The closely watched measure of inflation that omits volatile food and energy — the so-called core price index — rose 0.3%, below expectations for a 0.4% gain, and the 12-month rate decelerated to 4.3% from 4.5%, which was a 29-year high.

Meanwhile, Kansas City Federal Reserve President Esther George said Wednesday the time has come to end the central bank’s bond-buying program. Her remarks follow those of Chicago Fed President Charles Evans, who said late Tuesday that he was not yet ready to support announcing a tapering of bond purchases in September, as some of his colleagues have argued for in recent days.

What analysts are saying
  • “The outstanding demand for the 10yr auction today reinforces our view that yields will fall in the coming weeks during August,” Tom di Galoma, managing director of rates trading at Seaport Global Holdings, said in a note. “The last weeks of August usually sees good demand for Treasury securities and we believe this August is no exception. The 10yr yield held our buy level of 1.40/1.35% and with the 30yr coming tomorrow will give investors another chance to buy a dip.”

  • “We expected that the recent volatility and the possibility that regular auction participants had been stopped out would lead to a sloppy bid and a tail,” Simons and Markowska of Jefferies wrote in a note. “Frankly, it is hard to be more wrong. We were expecting a similarly sloppy result for tomorrow’s bond auction, but clearly we need to reassess that view.”

  • “The more moderate inflation print may allow investors to feel comfortable buying the recent dip in Treasuries, particularly in the 5y part of the curve as there is little rush for the Fed to hike rates quickly,” TD Securities strategists Jim O’Sullivan, Oscar Munoz, and others wrote in a note. “We expect 5y TIPS BEs to remain elevated despite the weaker print as the carry profile for August and September remains extremely positive.”

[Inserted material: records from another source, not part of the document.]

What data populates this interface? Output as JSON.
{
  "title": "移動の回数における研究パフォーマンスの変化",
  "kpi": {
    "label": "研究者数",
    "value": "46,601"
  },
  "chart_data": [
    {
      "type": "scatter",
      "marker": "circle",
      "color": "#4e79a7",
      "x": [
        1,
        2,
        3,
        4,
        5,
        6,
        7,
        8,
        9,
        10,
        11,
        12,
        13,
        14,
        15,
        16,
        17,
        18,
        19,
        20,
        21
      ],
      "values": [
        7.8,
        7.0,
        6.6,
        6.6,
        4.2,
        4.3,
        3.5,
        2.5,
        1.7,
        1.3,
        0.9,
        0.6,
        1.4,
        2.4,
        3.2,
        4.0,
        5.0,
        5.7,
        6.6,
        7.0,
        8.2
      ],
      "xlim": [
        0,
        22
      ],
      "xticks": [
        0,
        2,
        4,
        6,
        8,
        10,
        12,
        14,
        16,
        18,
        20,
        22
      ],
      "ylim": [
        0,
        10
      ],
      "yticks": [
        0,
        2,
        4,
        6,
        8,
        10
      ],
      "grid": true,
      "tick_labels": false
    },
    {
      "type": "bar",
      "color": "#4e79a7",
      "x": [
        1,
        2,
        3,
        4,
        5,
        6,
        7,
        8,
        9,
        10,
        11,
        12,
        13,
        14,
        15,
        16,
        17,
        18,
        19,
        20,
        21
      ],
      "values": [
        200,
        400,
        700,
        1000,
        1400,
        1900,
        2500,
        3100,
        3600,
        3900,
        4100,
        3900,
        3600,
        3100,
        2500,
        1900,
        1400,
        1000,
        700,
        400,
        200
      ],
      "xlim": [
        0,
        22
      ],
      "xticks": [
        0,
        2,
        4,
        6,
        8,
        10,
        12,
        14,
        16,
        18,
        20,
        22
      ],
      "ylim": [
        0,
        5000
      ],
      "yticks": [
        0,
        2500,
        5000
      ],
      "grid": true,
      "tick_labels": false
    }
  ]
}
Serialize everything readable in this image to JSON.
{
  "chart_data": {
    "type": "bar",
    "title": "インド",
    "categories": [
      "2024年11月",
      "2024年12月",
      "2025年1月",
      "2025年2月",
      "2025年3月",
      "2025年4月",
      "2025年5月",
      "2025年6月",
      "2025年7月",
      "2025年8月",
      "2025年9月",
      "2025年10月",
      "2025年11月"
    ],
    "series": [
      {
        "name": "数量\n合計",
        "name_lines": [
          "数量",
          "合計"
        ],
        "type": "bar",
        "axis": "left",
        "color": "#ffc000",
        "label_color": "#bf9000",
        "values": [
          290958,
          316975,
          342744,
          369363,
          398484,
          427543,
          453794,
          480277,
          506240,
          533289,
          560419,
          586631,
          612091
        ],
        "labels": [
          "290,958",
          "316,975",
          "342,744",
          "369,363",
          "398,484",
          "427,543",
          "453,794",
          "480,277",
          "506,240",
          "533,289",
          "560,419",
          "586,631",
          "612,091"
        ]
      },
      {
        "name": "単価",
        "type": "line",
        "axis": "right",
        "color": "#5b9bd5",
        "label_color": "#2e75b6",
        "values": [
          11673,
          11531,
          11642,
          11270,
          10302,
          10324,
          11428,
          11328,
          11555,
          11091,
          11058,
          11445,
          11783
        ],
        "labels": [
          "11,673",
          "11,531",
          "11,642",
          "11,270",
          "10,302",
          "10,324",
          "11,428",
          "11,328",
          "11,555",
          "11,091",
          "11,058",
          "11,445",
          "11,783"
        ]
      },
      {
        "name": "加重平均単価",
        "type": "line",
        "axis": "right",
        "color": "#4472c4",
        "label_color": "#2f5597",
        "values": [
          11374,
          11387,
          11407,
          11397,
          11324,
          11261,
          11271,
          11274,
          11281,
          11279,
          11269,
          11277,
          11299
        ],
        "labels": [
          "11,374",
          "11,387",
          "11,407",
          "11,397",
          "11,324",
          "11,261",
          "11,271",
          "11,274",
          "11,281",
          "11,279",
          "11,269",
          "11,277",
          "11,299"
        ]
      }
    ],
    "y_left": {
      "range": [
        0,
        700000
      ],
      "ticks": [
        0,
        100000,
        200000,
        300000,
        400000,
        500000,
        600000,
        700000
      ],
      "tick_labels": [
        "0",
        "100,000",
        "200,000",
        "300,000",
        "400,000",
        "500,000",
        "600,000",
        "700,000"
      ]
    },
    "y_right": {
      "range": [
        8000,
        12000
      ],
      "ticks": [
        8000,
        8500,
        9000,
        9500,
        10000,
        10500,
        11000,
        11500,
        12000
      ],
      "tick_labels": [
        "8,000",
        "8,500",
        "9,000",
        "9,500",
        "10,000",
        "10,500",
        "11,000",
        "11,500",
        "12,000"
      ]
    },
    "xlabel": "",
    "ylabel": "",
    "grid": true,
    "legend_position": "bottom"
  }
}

  • “The July increases in the headline Consumer Price Index and the core CPI were comparatively tame considering what we’ve seen the past few months as the low bar of year-ago comparisons drops out,” Greg McBride, chief financial analyst at Bankrate.com, wrote in a note. “Even though the Federal Reserve’s preferred inflation metric is not the Consumer Price Index, don’t expect today’s numbers to quiet the calls for the Fed to dial back crisis-era actions for fear of stoking further price increases. The ‘transitory or sustained’ debate will nonetheless continue.”